¡Bailar no es lo mío! Desde que tengo uso de razón, siempre me ha parecido una actividad ancestral muy ridícula, probablemente porque mi manifiesta torpeza (en este caso, intuyo que de carácter hereditario) me ha impedido disfrutarla como la mayoría de la humanidad. Si fuera posible, borraría de mi memoria todos los momentos relacionados con esta elogiada forma de expresión (yo he danzado cosas que vosotros no creeríais), excepto aquel que me evoca la vez que me dejé llevar por el ritmo marcial de “Sunday Bloody Sunday”. El inusitado hecho ocurrió a mediados de los ochenta, durante una pre-estival sesión de tarde para adolescentes en una oscura sala de fiestas, justo cuando el DJ de turno pinchó, entre los hits comerciales de la época, el flamante himno de los irlandeses; y entonces, un irreconocible servidor, empujado por la excitación juvenil y unas gotas de alcohol, saltó a la pista entregado de lleno. Como de bien seguro fue un espectáculo indigno de ver, yo mismo decidí que no se volvería a repetir, a menos que un hipotético estado de embriaguez me impulsará a ello (y, puntualmente, así ha sido a lo largo de mi vida). Con la calma, de aquel suceso también extraje otro par de conclusiones: una, que la punzante letra de dicha canción exigía más respeto por mi parte y, la segunda, que U2 ya estaban enfilando el peligroso camino hacia la fama eterna. Los tiempos de poder deleitarme, en deliberada soledad o en petit comité, de los repertorios que contienen el prometedor Boy (1980) y el controvertido October (1981) quedaban atrás, y a partir de aquel instante tendría que compartir sus obras venideras con un montón de gente, a menudo nada afín con el conjunto de mis gustos. Pero, al igual que me pasó poco después con Bruce Springsteen, me convertí en un apasionado seguidor de su posterior trayectoria (pese a que mi devoción ha ido disminuyendo en las dos últimas décadas).
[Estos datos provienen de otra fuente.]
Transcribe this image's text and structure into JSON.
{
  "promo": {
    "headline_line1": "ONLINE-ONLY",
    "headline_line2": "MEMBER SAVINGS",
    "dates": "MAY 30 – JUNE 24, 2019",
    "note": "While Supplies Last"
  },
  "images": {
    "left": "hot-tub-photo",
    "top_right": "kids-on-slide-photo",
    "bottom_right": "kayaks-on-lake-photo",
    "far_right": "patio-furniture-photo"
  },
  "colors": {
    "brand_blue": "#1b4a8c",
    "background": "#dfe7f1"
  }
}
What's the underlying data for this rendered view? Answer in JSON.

Re-escuchando War, ahora que se cumple el 40º Aniversario de su aparición, corroboro que es un robustecido retoño, pero, por contra, no lo puedo catalogar como la creación indiscutible e imperecedera del cuarteto. Sin ningún tipo de discusión, el trascendental The Unforgettable Fire, el universal The Joshua Tree y el estimulante Achtung Baby son las únicas producciones que, según el criterio de cada uno, gozarían de este honor.
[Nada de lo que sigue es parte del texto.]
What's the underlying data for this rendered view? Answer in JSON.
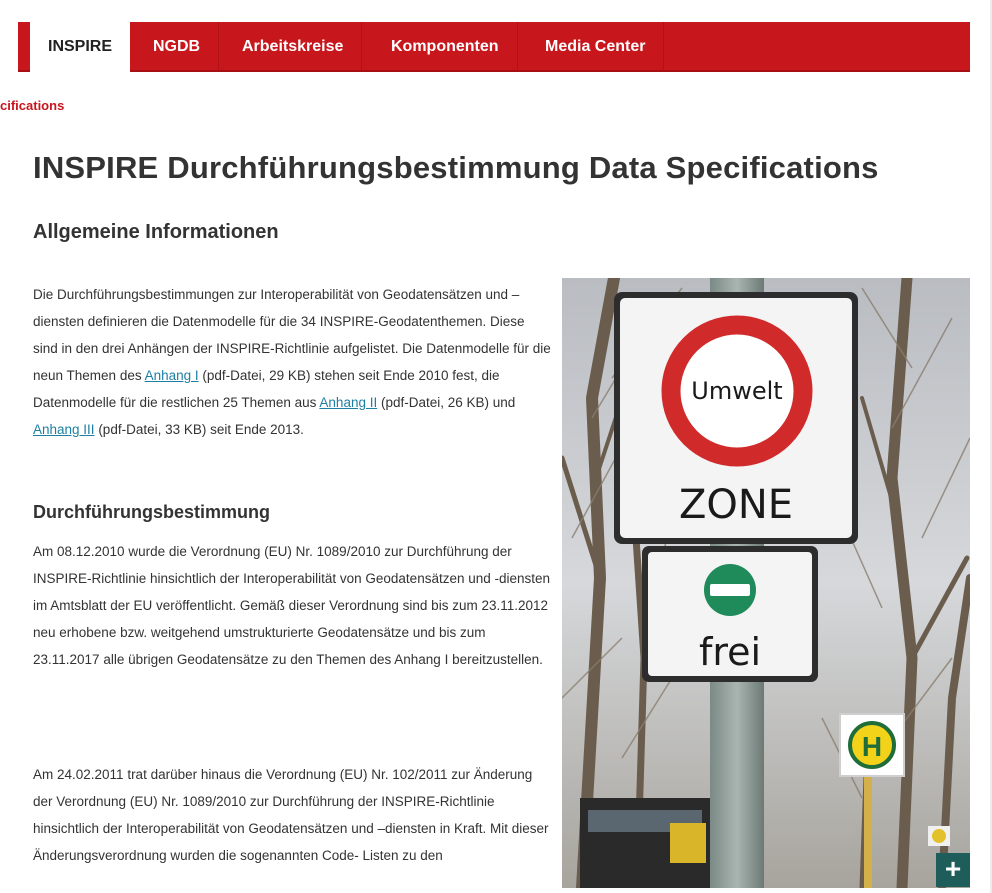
{
  "nav": {
    "items": [
      {
        "label": "INSPIRE",
        "active": true
      },
      {
        "label": "NGDB",
        "active": false
      },
      {
        "label": "Arbeitskreise",
        "active": false
      },
      {
        "label": "Komponenten",
        "active": false
      },
      {
        "label": "Media Center",
        "active": false
      }
    ]
  },
  "breadcrumb": "cifications",
  "page_title": "INSPIRE Durchführungsbestimmung Data Specifications",
  "section_general": {
    "heading": "Allgemeine Informationen",
    "text_1": "Die Durchführungsbestimmungen zur Interoperabilität von Geodatensätzen und –diensten definieren die Datenmodelle für die 34 INSPIRE-Geodatenthemen. Diese sind in den drei Anhängen der INSPIRE-Richtlinie aufgelistet. Die Datenmodelle für die neun Themen des ",
    "link_1": "Anhang I",
    "text_2": " (pdf-Datei, 29 KB) stehen seit Ende 2010 fest, die Datenmodelle für die restlichen 25 Themen aus ",
    "link_2": "Anhang II",
    "text_3": " (pdf-Datei, 26 KB) und ",
    "link_3": "Anhang III",
    "text_4": " (pdf-Datei, 33 KB) seit Ende 2013."
  },
  "section_implementation": {
    "heading": "Durchführungsbestimmung",
    "paragraph_1": "Am 08.12.2010 wurde die Verordnung (EU) Nr. 1089/2010 zur Durchführung der INSPIRE-Richtlinie hinsichtlich der Interoperabilität von Geodatensätzen und -diensten im Amtsblatt der EU veröffentlicht. Gemäß dieser Verordnung sind bis zum 23.11.2012 neu erhobene bzw. weitgehend umstrukturierte Geodatensätze und bis zum 23.11.2017 alle übrigen Geodatensätze zu den Themen des Anhang I bereitzustellen.",
    "paragraph_2": "Am 24.02.2011 trat darüber hinaus die Verordnung (EU) Nr. 102/2011 zur Änderung der Verordnung (EU) Nr. 1089/2010 zur Durchführung der INSPIRE-Richtlinie hinsichtlich der Interoperabilität von Geodatensätzen und –diensten in Kraft. Mit dieser Änderungsverordnung wurden die sogenannten Code- Listen zu den"
  },
  "photo": {
    "sign_top_word": "Umwelt",
    "sign_main_word": "ZONE",
    "sign_sub_word": "frei",
    "bus_stop_letter": "H",
    "expand_label": "+"
  },
  "colors": {
    "nav_red": "#c8161d",
    "link": "#1d7fa3",
    "expand_button": "#1f5d5a"
  }
}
Además, algunas grabaciones de este belicoso trabajo palidecen al lado de las correspondientes versiones incluidas en Under a Blood Red Sky (o Live at Red Rocks en su edición de vídeo), el siguiente e imprescindible directo que, curiosamente, debe su título a una frase sacada de “New Year’s Day”, el que para mí es el tema supremo del citado tercer parto; engendrado en los ya demolidos Windmill Lane Studios de Dublín por los comprometidos Bono, The Edge, Adam Clayton y Larry Mullen Jr., bajo la supervisión obstetricia del habitual Steve Lillywhite. Del resto de composiciones, a mi juicio, sobresalen moderadamente la rotunda “Like A Song…”, la espiritual “Drowning Man” y el improvisado salmo final “40”; reciben un aprobado raspado, principalmente por pequeños detalles, “Two Hearts Beat As One”, “Surrender” y “Red Light”, y mereció mejor suerte la descartada pieza “Angels Too Tied to the Ground”.
A pesar de sus evidentes triunfos, el álbum de la guerra que aún rememoraba batallas pasadas (empezando por la reiterada aunque levemente modificada imagen de un niño en la portada) en cierto modo incitó a sus cuatro soldados a invadir nuevos e inexplorados territorios sonoros. A fe que lo consiguieron, tanto a nivel artístico como de éxito popular y, por supuesto, económico. ¡Que les quiten lo bailao!